SPRINGFIELD, Ill. (NEXSTAR) — Remote video conferencing, a popular habit formed during the pandemic, could offer courts a safer path to help victims of sexual assault and domestic violence pursue justice against their abusers.

“For sexual assault survivors, a number of people were in situations where they didn’t feel safe, where they didn’t have as much access to resources as they had prior to the pandemic,” Carrie Ward with the Illinois Coalition Against Sexual Assault said after a press conference at the Illinois Capitol on Tuesday morning.

During the early days of the pandemic, reports of domestic violence dropped off as many people were less likely to come into contact with mandated reporters like teachers, caregivers, or other co-workers who might have offered to help someone go through with filing for an order of protection.

“We don’t believe that this last two years has resulted in less violence,” Ward said. “We believe that it has resulted in less violence that has been reported to law enforcement or even to social service agencies.”

ICASA rape crisis centers saw 20,000 victims of sexual violence in 2021. Legal aid groups report a 43% increase in requests for assistance filing legal orders of protection from 2020 to 2021.
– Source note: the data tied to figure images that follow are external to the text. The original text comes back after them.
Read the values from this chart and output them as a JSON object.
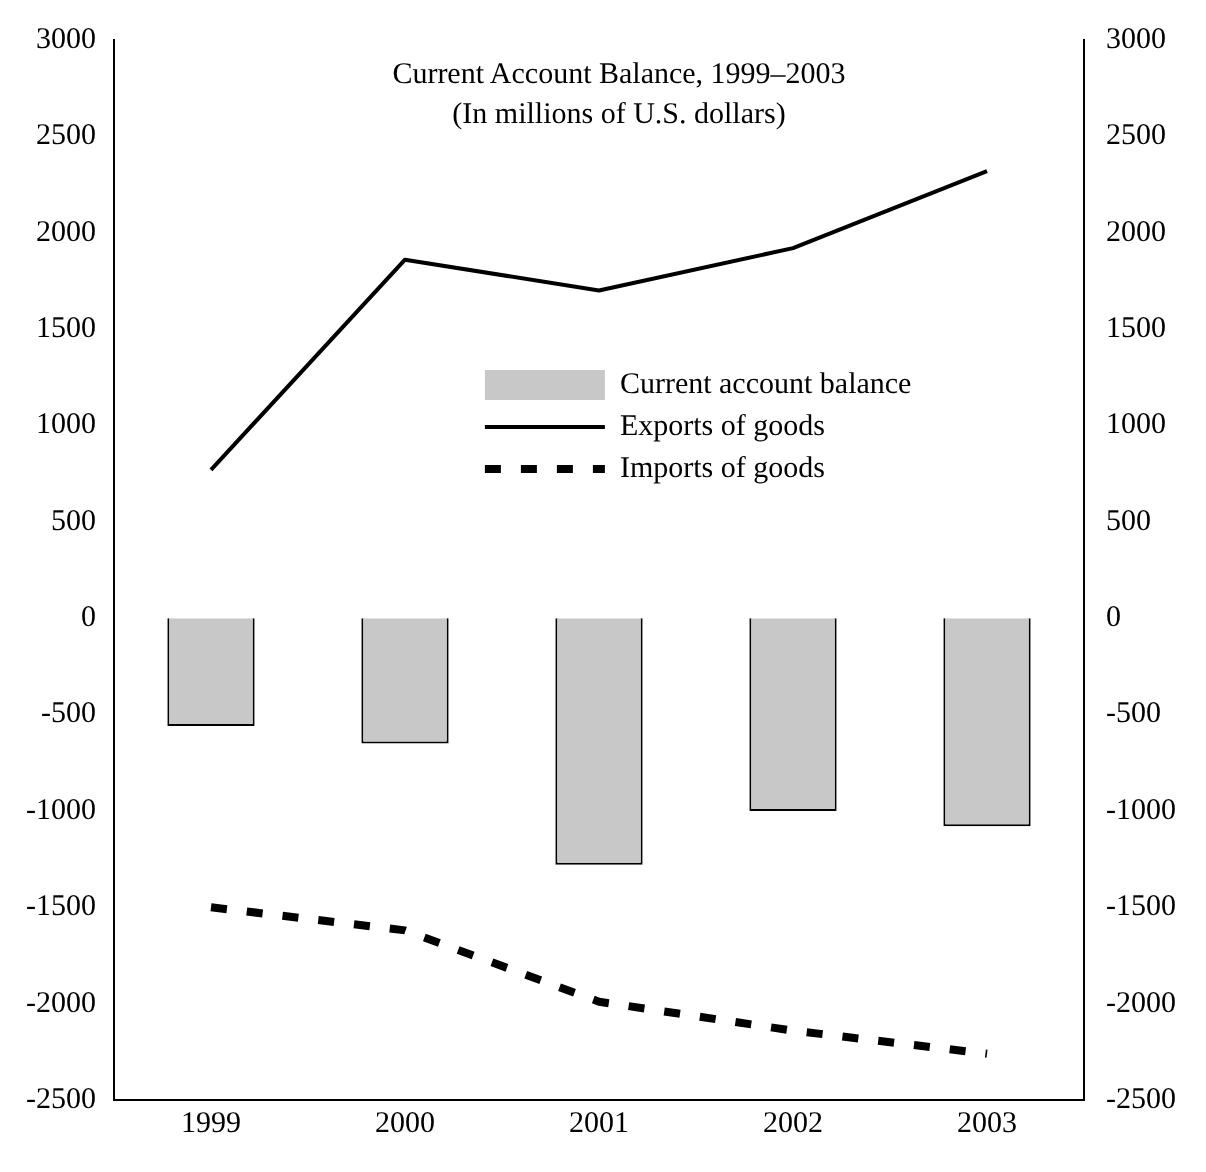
{
  "chart_data": {
    "type": "bar",
    "title": "Current Account Balance, 1999–2003",
    "subtitle": "(In millions of U.S. dollars)",
    "categories": [
      "1999",
      "2000",
      "2001",
      "2002",
      "2003"
    ],
    "series": [
      {
        "name": "Current account balance",
        "color": "#c8c8c8",
        "values": [
          -560,
          -650,
          -1280,
          -1000,
          -1080
        ]
      },
      {
        "name": "Exports of goods",
        "type": "line",
        "color": "#000000",
        "line_style": "solid",
        "values": [
          770,
          1860,
          1700,
          1920,
          2320
        ]
      },
      {
        "name": "Imports of goods",
        "type": "line",
        "color": "#000000",
        "line_style": "dashed",
        "values": [
          -1500,
          -1620,
          -1990,
          -2140,
          -2260
        ]
      }
    ],
    "ylim": [
      -2500,
      3000
    ],
    "yticks": [
      -2500,
      -2000,
      -1500,
      -1000,
      -500,
      0,
      500,
      1000,
      1500,
      2000,
      2500,
      3000
    ],
    "y2lim": [
      -2500,
      3000
    ],
    "y2ticks": [
      -2500,
      -2000,
      -1500,
      -1000,
      -500,
      0,
      500,
      1000,
      1500,
      2000,
      2500,
      3000
    ],
    "grid": false,
    "legend": "top right",
    "marker": "none"
  }
}
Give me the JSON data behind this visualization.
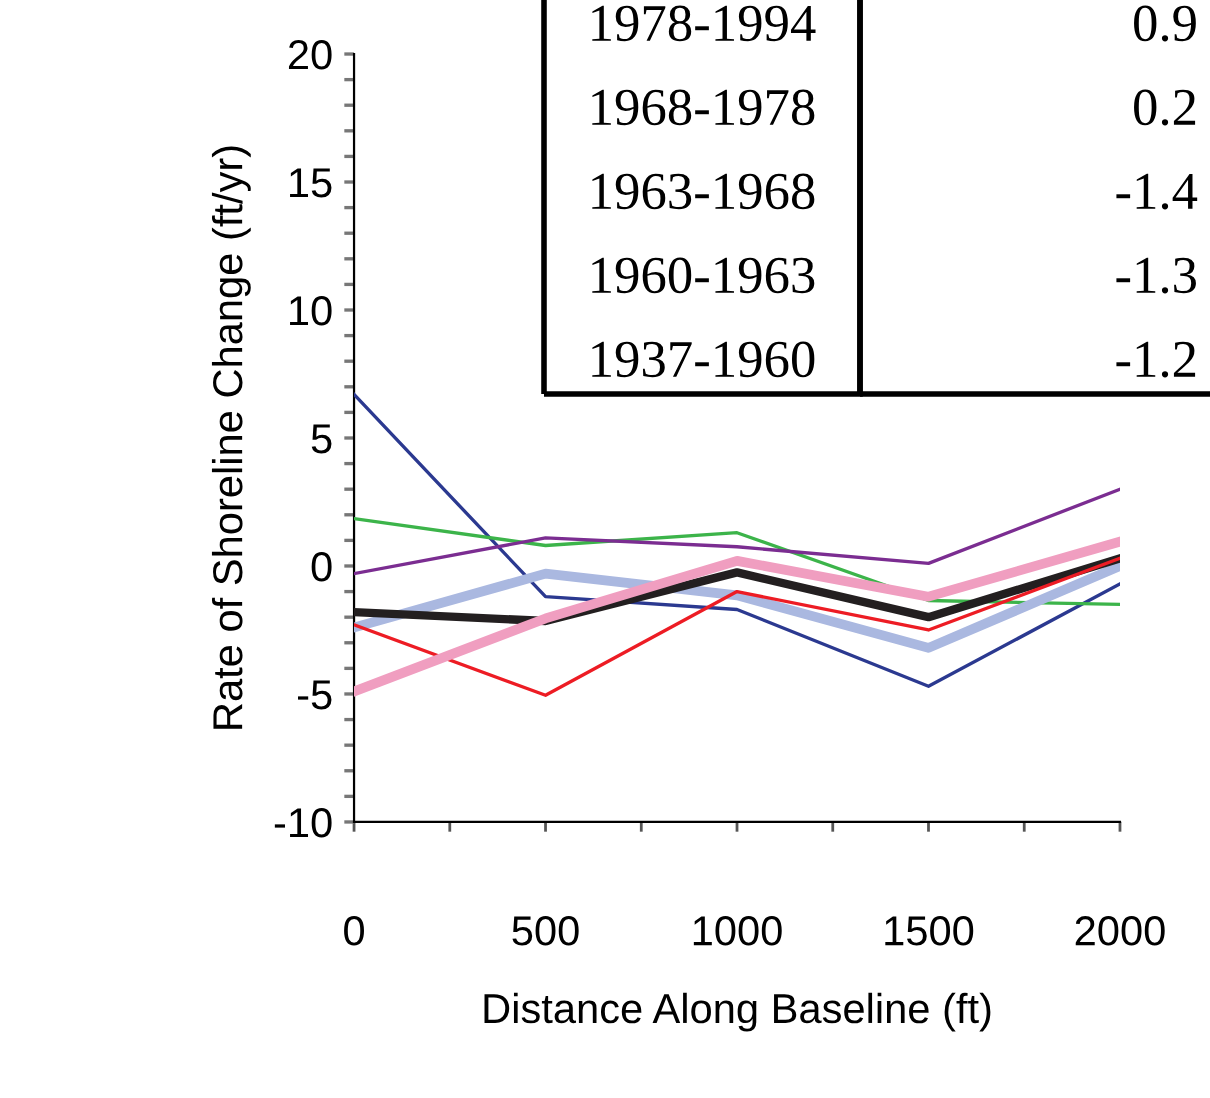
{
  "chart_data": {
    "type": "line",
    "xlabel": "Distance Along Baseline (ft)",
    "ylabel": "Rate of Shoreline Change (ft/yr)",
    "x": [
      0,
      500,
      1000,
      1500,
      2000
    ],
    "series": [
      {
        "color": "#2b3990",
        "values": [
          6.7,
          -1.2,
          -1.7,
          -4.7,
          -0.7
        ]
      },
      {
        "color": "#3cb44a",
        "values": [
          1.85,
          0.8,
          1.3,
          -1.35,
          -1.5
        ]
      },
      {
        "color": "#7b2d91",
        "values": [
          -0.3,
          1.1,
          0.75,
          0.1,
          3.0
        ]
      },
      {
        "color": "#aab8e0",
        "values": [
          -2.4,
          -0.3,
          -1.15,
          -3.2,
          0.0
        ]
      },
      {
        "color": "#231f20",
        "values": [
          -1.8,
          -2.15,
          -0.25,
          -2.0,
          0.3
        ]
      },
      {
        "color": "#ed1c24",
        "values": [
          -2.3,
          -5.05,
          -1.0,
          -2.5,
          0.3
        ]
      },
      {
        "color": "#f09ec0",
        "values": [
          -4.9,
          -2.05,
          0.2,
          -1.2,
          0.95
        ]
      }
    ],
    "xlim": [
      0,
      2000
    ],
    "ylim": [
      -10,
      20
    ],
    "xticks": [
      0,
      {
        "value": 250,
        "label": null
      },
      500,
      {
        "value": 750,
        "label": null
      },
      1000,
      {
        "value": 1250,
        "label": null
      },
      1500,
      {
        "value": 1750,
        "label": null
      },
      2000
    ],
    "yticks": [
      -10,
      {
        "value": -9,
        "label": null
      },
      {
        "value": -8,
        "label": null
      },
      {
        "value": -7,
        "label": null
      },
      {
        "value": -6,
        "label": null
      },
      -5,
      {
        "value": -4,
        "label": null
      },
      {
        "value": -3,
        "label": null
      },
      {
        "value": -2,
        "label": null
      },
      {
        "value": -1,
        "label": null
      },
      0,
      {
        "value": 1,
        "label": null
      },
      {
        "value": 2,
        "label": null
      },
      {
        "value": 3,
        "label": null
      },
      {
        "value": 4,
        "label": null
      },
      5,
      {
        "value": 6,
        "label": null
      },
      {
        "value": 7,
        "label": null
      },
      {
        "value": 8,
        "label": null
      },
      {
        "value": 9,
        "label": null
      },
      10,
      {
        "value": 11,
        "label": null
      },
      {
        "value": 12,
        "label": null
      },
      {
        "value": 13,
        "label": null
      },
      {
        "value": 14,
        "label": null
      },
      15,
      {
        "value": 16,
        "label": null
      },
      {
        "value": 17,
        "label": null
      },
      {
        "value": 18,
        "label": null
      },
      {
        "value": 19,
        "label": null
      },
      20
    ],
    "grid": false,
    "legend": false,
    "marker": "none",
    "line_style": "solid",
    "annotations": [
      "1978-1994",
      "0.9",
      "1968-1978",
      "0.2",
      "1963-1968",
      "-1.4",
      "1960-1963",
      "-1.3",
      "1937-1960",
      "-1.2"
    ]
  }
}
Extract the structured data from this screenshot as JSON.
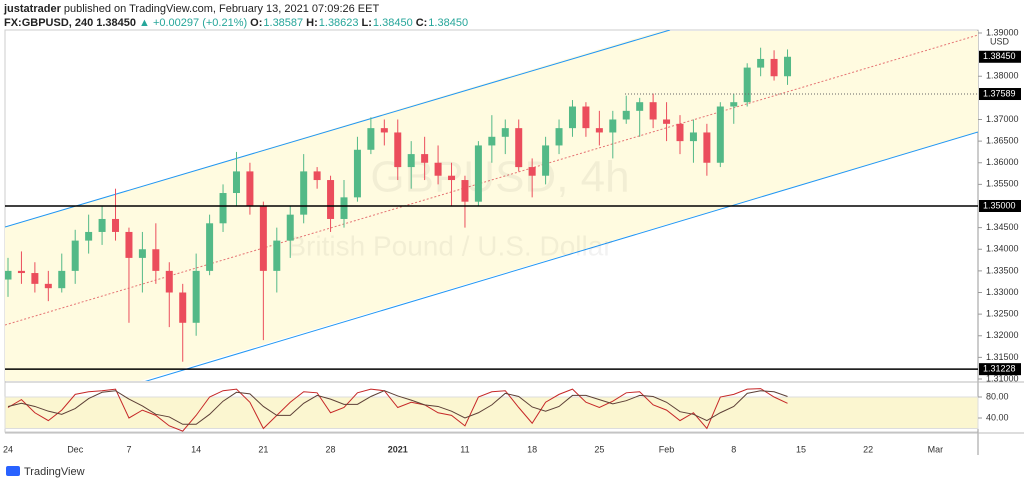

Under a new proposal in the Illinois Senate, victims in Illinois could file online to obtain a legal order of protection. Victims in counties with more than 250,000 residents, such as Cook, Lake, DuPage, Will, Kane, McHenry, Madison, St. Clair, and Winnebago counties, would also be allowed to attend their court hearings virtually instead of showing up in person in the court room.

ICASA and other victim advocate groups are backing the proposal, claiming it would provide victims more comfort and safety through a stressful and sometimes dangerous confrontation in a court of law.

“Intimidating behavior can happen across the court in front of a judge and not be noticed by anyone but the survivor,” Amanda Pyron with the Network Advocating Against Domestic Violence said on Tuesday. “Appearing remotely, you’ve got distance, the survivor can be in another physical location; the person accused of causing harm can be in the courtroom or in another location; and so, it does diminish the person causing harms ability to intimidate the survivor.”

Other large population counties, such as Champaign, Sangamon, and Macon counties, fall just shy of the population requirements, though Senate Democrats suggested those counties could offer the online options if they wish.

“When survivors are in need of protection, they often hesitate because of the trauma it stirs up or fears of being stopped by their abuser,” state senator Steve Stadelman (D-Rockford) said.

His colleague, state senator John Connor (D-Joliet) prosecuted domestic violence cases in Will County.

“I was often able to see how if a victim was able to navigate the court system well, they had a good outcome,” Connor said, “and the victims who were unable to navigate well oftentimes would end up suffering as a result of additional steps that they needed to take.”

Ward said, “Often survivors are unable to attend in person hearings for protective orders due to travel limitations, childcare issues, or fears of potentially seeing their attackers in person.”

The measure cleared the Senate Judiciary Committee on Tuesday and could see a vote on the Senate floor this week.